Auditory perception builds on the ability of the nervous system to perceive sequential cues in an unsegmented, unending stream of acoustic stimulation. The development of sequential pattern recognition abilities is not entirely the result of genetic specification; rather, it is shaped by auditory experience. This report develops and tests principles that enable an artificial neural network to structure itself to detect the most salient sequences in its sound environment.

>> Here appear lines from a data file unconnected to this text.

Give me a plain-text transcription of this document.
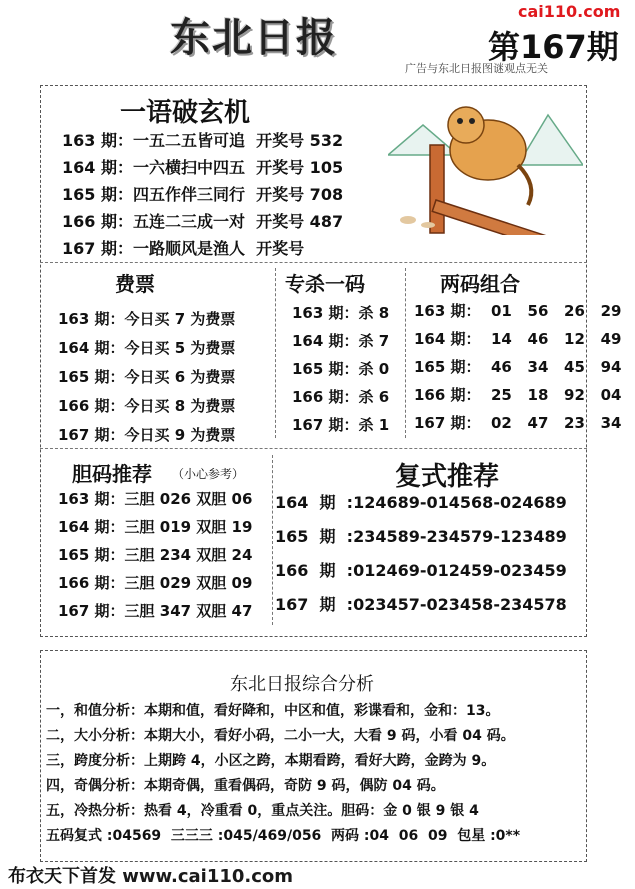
东北日报
cai110.com
第167期
广告与东北日报图谜观点无关
一语破玄机
163 期：一五二五皆可追  开奖号 532
164 期：一六横扫中四五  开奖号 105
165 期：四五作伴三同行  开奖号 708
166 期：五连二三成一对  开奖号 487
167 期：一路顺风是渔人  开奖号
费票
163 期：今日买 7 为费票
164 期：今日买 5 为费票
165 期：今日买 6 为费票
166 期：今日买 8 为费票
167 期：今日买 9 为费票
专杀一码
163 期：杀 8
164 期：杀 7
165 期：杀 0
166 期：杀 6
167 期：杀 1
两码组合
163 期：  01   56   26   29
164 期：  14   46   12   49
165 期：  46   34   45   94
166 期：  25   18   92   04
167 期：  02   47   23   34
胆码推荐 （小心参考）
163 期：三胆 026 双胆 06
164 期：三胆 019 双胆 19
165 期：三胆 234 双胆 24
166 期：三胆 029 双胆 09
167 期：三胆 347 双胆 47
复式推荐
164  期  :124689-014568-024689
165  期  :234589-234579-123489
166  期  :012469-012459-023459
167  期  :023457-023458-234578
东北日报综合分析
一，和值分析：本期和值，看好降和，中区和值，彩谍看和，金和：13。
二，大小分析：本期大小，看好小码，二小一大，大看 9 码，小看 04 码。
三，跨度分析：上期跨 4，小区之跨，本期看跨，看好大跨，金跨为 9。
四，奇偶分析：本期奇偶，重看偶码，奇防 9 码，偶防 04 码。
五，冷热分析：热看 4，冷重看 0，重点关注。胆码：金 0 银 9 银 4
五码复式 :04569  三三三 :045/469/056  两码 :04  06  09  包星 :0**
布衣天下首发 www.cai110.com
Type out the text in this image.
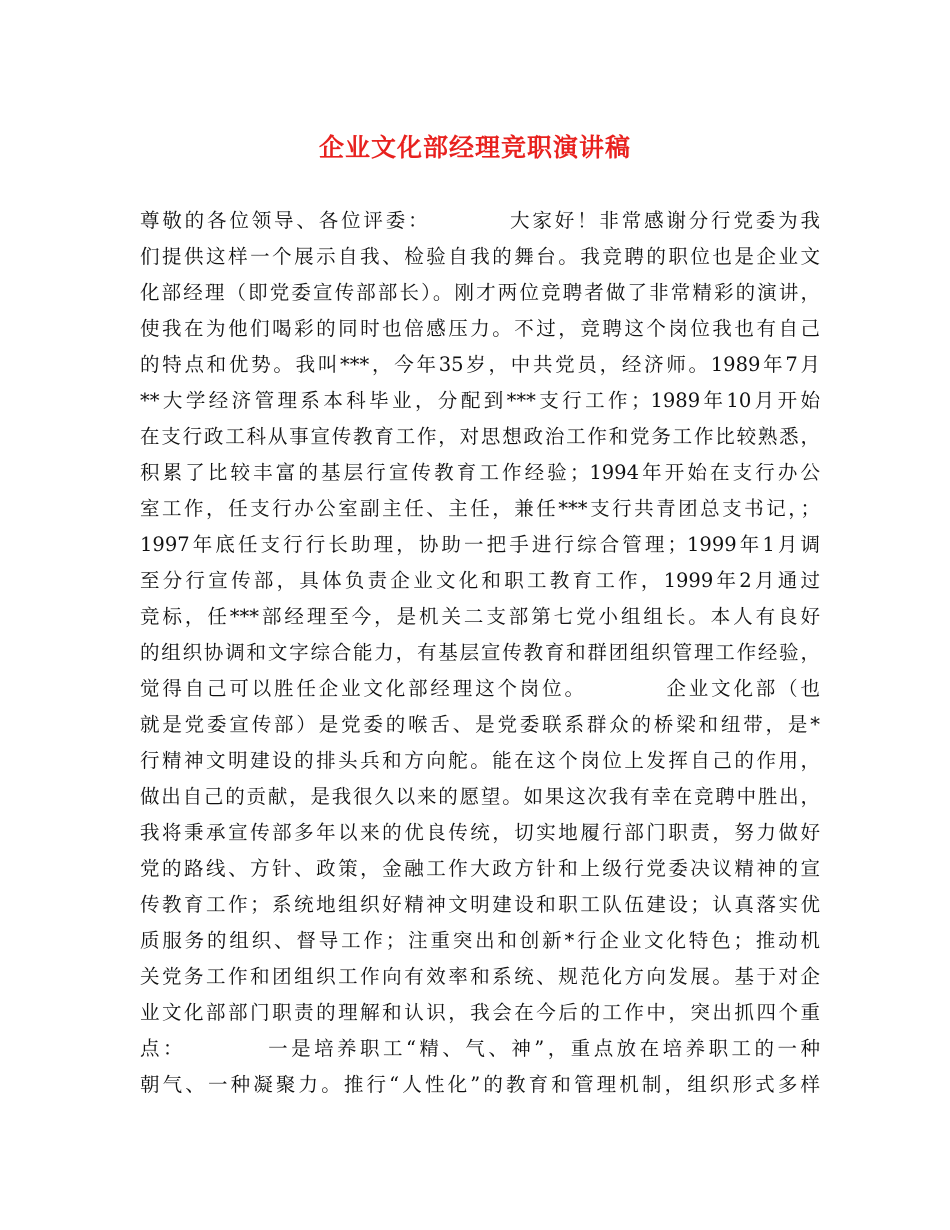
企业文化部经理竞职演讲稿
尊敬的各位领导、各位评委：　　　　大家好！非常感谢分行党委为我
们提供这样一个展示自我、检验自我的舞台。我竞聘的职位也是企业文
化部经理（即党委宣传部部长）。刚才两位竞聘者做了非常精彩的演讲，
使我在为他们喝彩的同时也倍感压力。不过，竞聘这个岗位我也有自己
的特点和优势。我叫***，今年35岁，中共党员，经济师。1989年7月
**大学经济管理系本科毕业，分配到***支行工作；1989年10月开始
在支行政工科从事宣传教育工作，对思想政治工作和党务工作比较熟悉，
积累了比较丰富的基层行宣传教育工作经验；1994年开始在支行办公
室工作，任支行办公室副主任、主任，兼任***支行共青团总支书记，；
1997年底任支行行长助理，协助一把手进行综合管理；1999年1月调
至分行宣传部，具体负责企业文化和职工教育工作，1999年2月通过
竞标，任***部经理至今，是机关二支部第七党小组组长。本人有良好
的组织协调和文字综合能力，有基层宣传教育和群团组织管理工作经验，
觉得自己可以胜任企业文化部经理这个岗位。　　　　企业文化部（也
就是党委宣传部）是党委的喉舌、是党委联系群众的桥梁和纽带，是*
行精神文明建设的排头兵和方向舵。能在这个岗位上发挥自己的作用，
做出自己的贡献，是我很久以来的愿望。如果这次我有幸在竞聘中胜出，
我将秉承宣传部多年以来的优良传统，切实地履行部门职责，努力做好
党的路线、方针、政策，金融工作大政方针和上级行党委决议精神的宣
传教育工作；系统地组织好精神文明建设和职工队伍建设；认真落实优
质服务的组织、督导工作；注重突出和创新*行企业文化特色；推动机
关党务工作和团组织工作向有效率和系统、规范化方向发展。基于对企
业文化部部门职责的理解和认识，我会在今后的工作中，突出抓四个重
点：　　　　一是培养职工“精、气、神”，重点放在培养职工的一种
朝气、一种凝聚力。推行“人性化”的教育和管理机制，组织形式多样
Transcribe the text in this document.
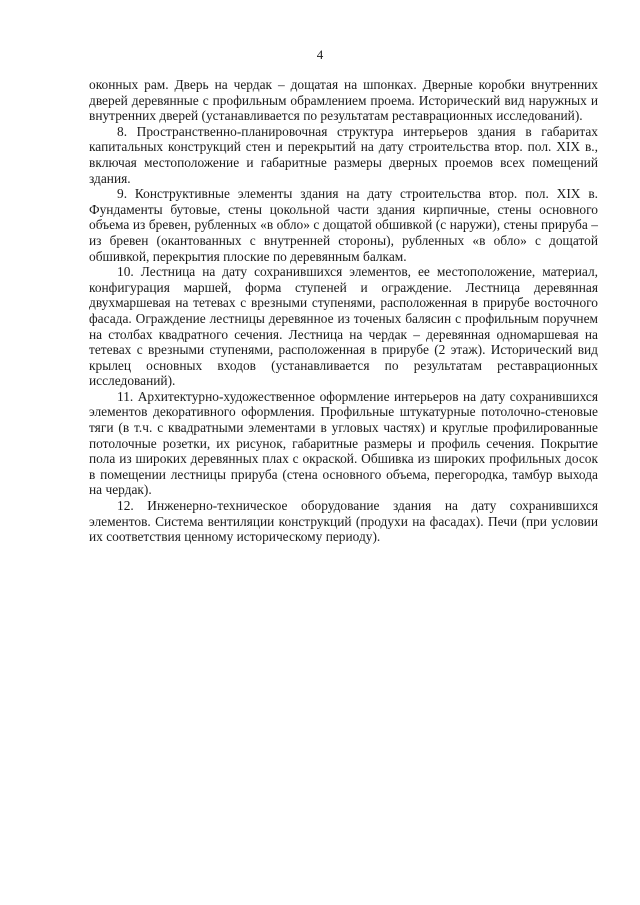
4

оконных рам. Дверь на чердак – дощатая на шпонках. Дверные коробки внутренних дверей деревянные с профильным обрамлением проема. Исторический вид наружных и внутренних дверей (устанавливается по результатам реставрационных исследований).

8. Пространственно-планировочная структура интерьеров здания в габаритах капитальных конструкций стен и перекрытий на дату строительства втор. пол. XIX в., включая местоположение и габаритные размеры дверных проемов всех помещений здания.

9. Конструктивные элементы здания на дату строительства втор. пол. XIX в. Фундаменты бутовые, стены цокольной части здания кирпичные, стены основного объема из бревен, рубленных «в обло» с дощатой обшивкой (с наружи), стены прируба – из бревен (окантованных с внутренней стороны), рубленных «в обло» с дощатой обшивкой, перекрытия плоские по деревянным балкам.

10. Лестница на дату сохранившихся элементов, ее местоположение, материал, конфигурация маршей, форма ступеней и ограждение. Лестница деревянная двухмаршевая на тетевах с врезными ступенями, расположенная в прирубе восточного фасада. Ограждение лестницы деревянное из точеных балясин с профильным поручнем на столбах квадратного сечения. Лестница на чердак – деревянная одномаршевая на тетевах с врезными ступенями, расположенная в прирубе (2 этаж). Исторический вид крылец основных входов (устанавливается по результатам реставрационных исследований).

11. Архитектурно-художественное оформление интерьеров на дату сохранившихся элементов декоративного оформления. Профильные штукатурные потолочно-стеновые тяги (в т.ч. с квадратными элементами в угловых частях) и круглые профилированные потолочные розетки, их рисунок, габаритные размеры и профиль сечения. Покрытие пола из широких деревянных плах с окраской. Обшивка из широких профильных досок в помещении лестницы прируба (стена основного объема, перегородка, тамбур выхода на чердак).

12. Инженерно-техническое оборудование здания на дату сохранившихся элементов. Система вентиляции конструкций (продухи на фасадах). Печи (при условии их соответствия ценному историческому периоду).
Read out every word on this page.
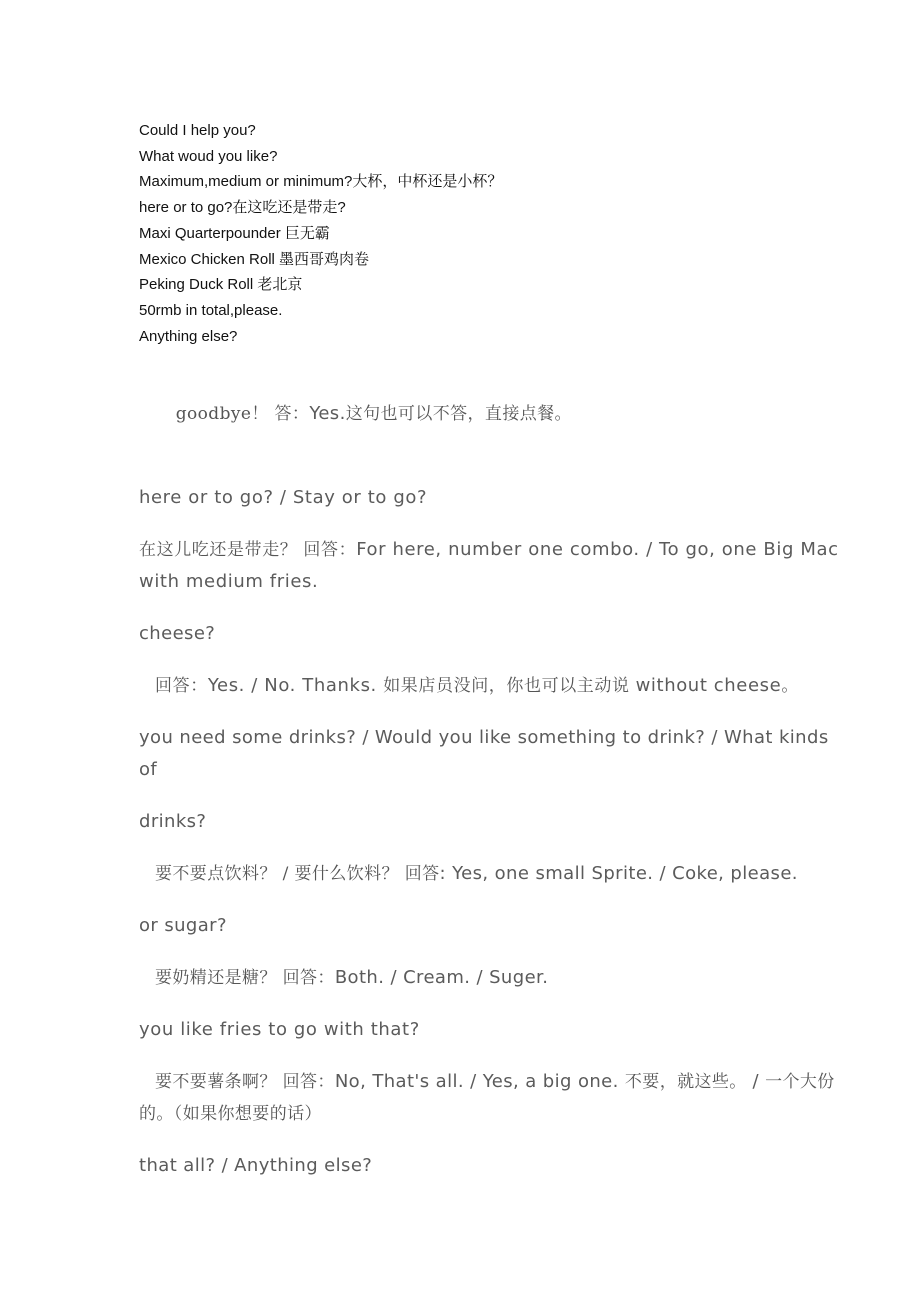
Could I help you?
What woud you like?
Maximum,medium or minimum?大杯，中杯还是小杯？
here or to go?在这吃还是带走?
Maxi Quarterpounder 巨无霸
Mexico Chicken Roll 墨西哥鸡肉卷
Peking Duck Roll 老北京
50rmb in total,please.
Anything else?

goodbye！ 答：Yes.这句也可以不答，直接点餐。

here or to go? / Stay or to go?

在这儿吃还是带走？ 回答：For here, number one combo. / To go, one Big Mac with medium fries.

cheese?

回答：Yes. / No. Thanks. 如果店员没问，你也可以主动说 without cheese。

you need some drinks? / Would you like something to drink? / What kinds of

drinks?

要不要点饮料？ / 要什么饮料？ 回答: Yes, one small Sprite. / Coke, please.

or sugar?

要奶精还是糖？ 回答：Both. / Cream. / Suger.

you like fries to go with that?

要不要薯条啊？ 回答：No, That's all. / Yes, a big one. 不要，就这些。 / 一个大份的。（如果你想要的话）

that all? / Anything else?
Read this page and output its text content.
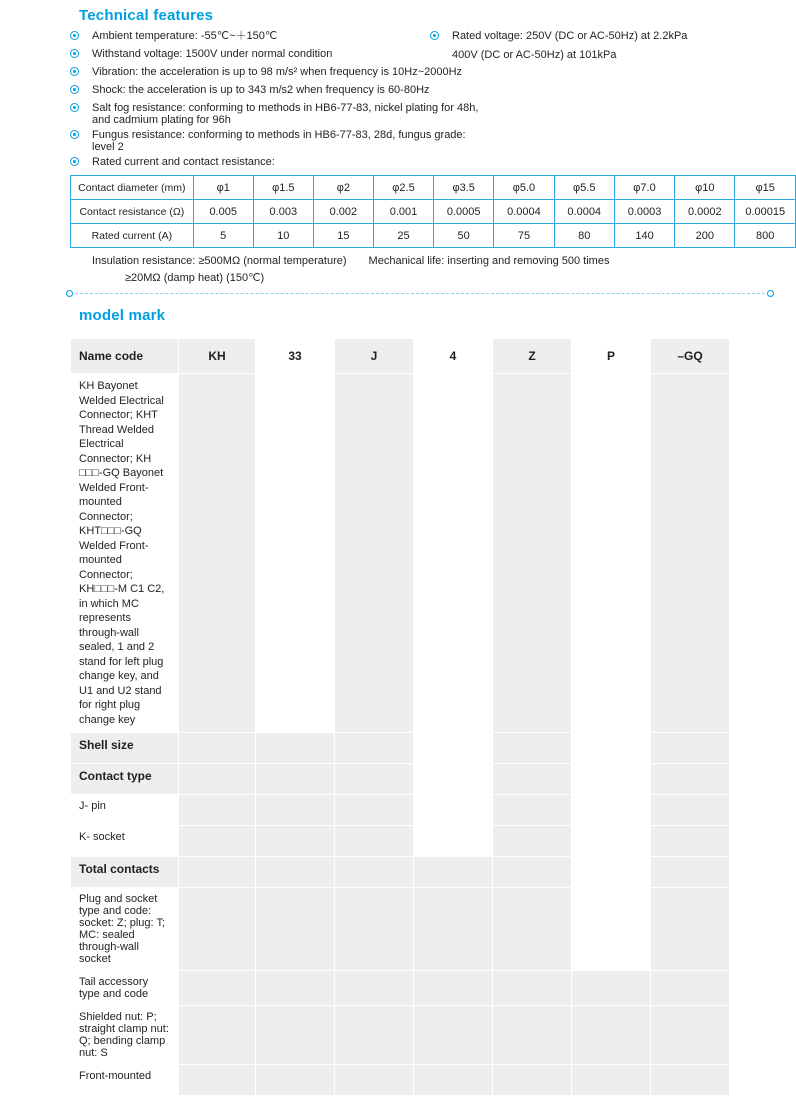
Technical features
Ambient temperature: -55℃~＋150℃
Withstand voltage: 1500V under normal condition
Vibration: the acceleration is up to 98 m/s² when frequency is 10Hz~2000Hz
Shock: the acceleration is up to 343 m/s2 when frequency is 60-80Hz
Salt fog resistance: conforming to methods in HB6-77-83, nickel plating for 48h, and cadmium plating for 96h
Fungus resistance: conforming to methods in HB6-77-83, 28d, fungus grade: level 2
Rated current and contact resistance:
Rated voltage: 250V (DC or AC-50Hz) at 2.2kPa
400V (DC or AC-50Hz) at 101kPa
Contact diameter (mm)	φ1	φ1.5	φ2	φ2.5	φ3.5	φ5.0	φ5.5	φ7.0	φ10	φ15
Contact resistance (Ω)	0.005	0.003	0.002	0.001	0.0005	0.0004	0.0004	0.0003	0.0002	0.00015
Rated current (A)	5	10	15	25	50	75	80	140	200	800
Insulation resistance: ≥500MΩ (normal temperature) Mechanical life: inserting and removing 500 times
≥20MΩ (damp heat) (150℃)
model mark
Name code	KH	33	J	4	Z	P	–GQ
KH Bayonet Welded Electrical Connector; KHT Thread Welded Electrical Connector; KH □□□-GQ Bayonet Welded Front-mounted Connector; KHT□□□-GQ Welded Front-mounted Connector; KH□□□-M C1 C2, in which MC represents through-wall sealed, 1 and 2 stand for left plug change key, and U1 and U2 stand for right plug change key							
Shell size							
Contact type							
J- pin							
K- socket							
Total contacts							
Plug and socket type and code: socket: Z; plug: T; MC: sealed through-wall socket							
Tail accessory type and code							
Shielded nut: P; straight clamp nut: Q; bending clamp nut: S							
Front-mounted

The network comprises clusters of units connected by time-delayed lateral excitatory connections. Over time, adaptive mechanisms cause individual units in the network to become sensitive to particular sequential patterns. Units within each cluster compete to encode patterns within their initial receptive fields. Connection strengths between units adapt to reflect statistically important dynamic features present in the environment. In the resultant network, these connections support real-time sequence recognition. A network of two such sub-networks is shown to learn more complex sequential patterns. Levels of the network farther from the periphery learn to segment and encode increasingly complex patterns using the features developed by earlier sub-networks.
The model's performance is evaluated by exposing a two-layer network to a small set of English stop-vowel syllables. Each layer develops units of increasing selectivity. The first layer develops units sensitive to upward and downward frequency modulations. The second layer develops units that are selective for complex auditory features. It is argued that these feature detectors may be useful to auditory pattern recognition.